И в Америке, и в Советском Союзе того времени преобладающий вид противоправных деяний уличных группировок — воровство, мошенничество, рэкет, хулиганство. По сообщению Куфаева, в СССР с 1923 по 1927 г. доля имущественных преступлений несовершеннолетних — примерно 70%[5-118]
, в подавляющем большинстве — кражи вещей, денег, продуктов. Почти пятая часть правонарушений российских несовершеннолетних в 1927 г. — хулиганство: «пение нецензурных песен, ругательство, шалости на улицах, натравливание собак на прохожих, подставление ног, драки, избиение прохожих, битье стекол, срывание афиш, флагов, отрезание кос у женщин, хвостов и грив у лошадей, приклеивание карикатурных изображений на спины проходящих, вымазывание дегтем ворот, выкрикивание во время действия в театре, в кино»[5-119]. Буквально эти «забавы» Трэшер не называет, но вероятность чего-то подобного в каких-либо из 1100 обследованных им на основе полицейских протоколов банд не исключена.Поскольку и отечественные, и зарубежные молодежные уличные группировки конца 1920-х гг. находились в перманентном конфликте с правоохранительными органами и друг с другом, кодекс поведения был схож: «защищай «своих», не церемонься с чужими, не выдавай товарища, не отставай от компании, соблюдай правила игры»[5-120]
. Не исключено, Первая мировая и Гражданская войны обусловили несколько больший процент круглых сирот среди участников «наших» формирований. Среди детей и подростков, привлекавшихся в комиссии по делам несовершеннолетних в 1927 г. в РСФСР, 19,1% — круглые сироты, более 30% — полусироты[5-121]. Для них, по справедливой оценке Н. П. Белецкой, «стимулом к образованию коллектива было не бегство из неблагоприятной семейной обстановки, не избыток свободного времени, не жажда деятельности и новых впечатлений, а настойчивая необходимость самосохранения и взаимопомощи»[5-122].Чем объясняется несомненное сходство структуры и динамики уличных группировок молодых людей, самопроизвольно возникающих в городских конгломератах радикально различных социальных систем?
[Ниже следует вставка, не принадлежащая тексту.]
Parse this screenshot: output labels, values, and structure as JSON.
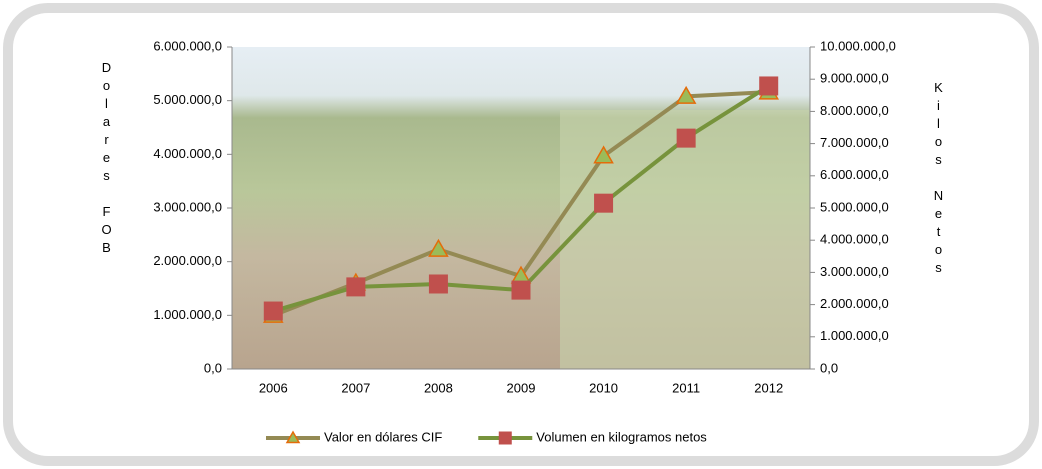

Свидетельства подобного сходства содержатся и в несколько позже выполненном знаменитом исследовании У. Уайта «Общества уличных углов»[5-123]
. Проанализировав лидерство, иерархию участников и содержание деятельности подобных обществ в итальянской колонии Бостона начала 1940-х гг., Уайт, в частности, выявил особенность, «которую множество последующих подтверждений сделали банальной: члены этих уличных банд мало интересуются делами семьи и собственной профессиональной карьеры; это бездельники, пытающиеся вместе убить время, люди, скучающие без цели, для которых группа, приносящая совместное удовольствие, сама по себе является целью»[5-124]. Вспомнив харьковских хулиганов, обрезающих лошадиные гривы и хвосты, комментарий видных французских специалистов можно распространить и на них.Итак, искомая причина подобия существующих в принципиально разных политических, экономических, культурных и пр. контекстах группировок — антиобщественный характер жизнедеятельности, диктующий сходный свод правил поведения и взаимоотношений? «Да здравствует ситуация!» — воскликнули бы авторы известного социально-психологического труда[5-125]
. Или дело в особенностях возраста, сыгравших решающую роль в аналогии способов жизни сообща? Или дело не в возрасте, а в генетически запрограммированных сценариях совместной жизни особей одного вида, обнажившихся в условиях непрекращающегося противостояния конкретной общности с социальным окружением? Не случайно авторитетный отечественный педагог с медицинским образованием Ефим Аронович Аркин (1873—1948) в том же 1927 г. констатирует: «Детский коллектив остается для нас сфинксом, которого мы не только не разгадали, но, что удивительней всего, над разгадкой которого мы и не трудились»[5-126]. И подчеркивает, определяя коллектив: «Не следует стремиться к какой-то абсолютной, всеобъемлющей истине: таковой нет, да она и не нужна. Самое важное... чтобы определение стояло ближе к живой действительности»[5-127]. Образец, что примечательно, Аркин видит в «детской вольнице» — свободных самоорганизующихся сообществах детей улицы, коллективах беспризорных. Их изучение, по мысли автора, в «чистом» виде позволит проследить самопроизвольную эволюцию, этапы развития детских групп, к коим он относил зарождение, возникновение группировок, расцвет, характеризующийся полнотой коллективной жизни, и увядание, разрушение[5-128].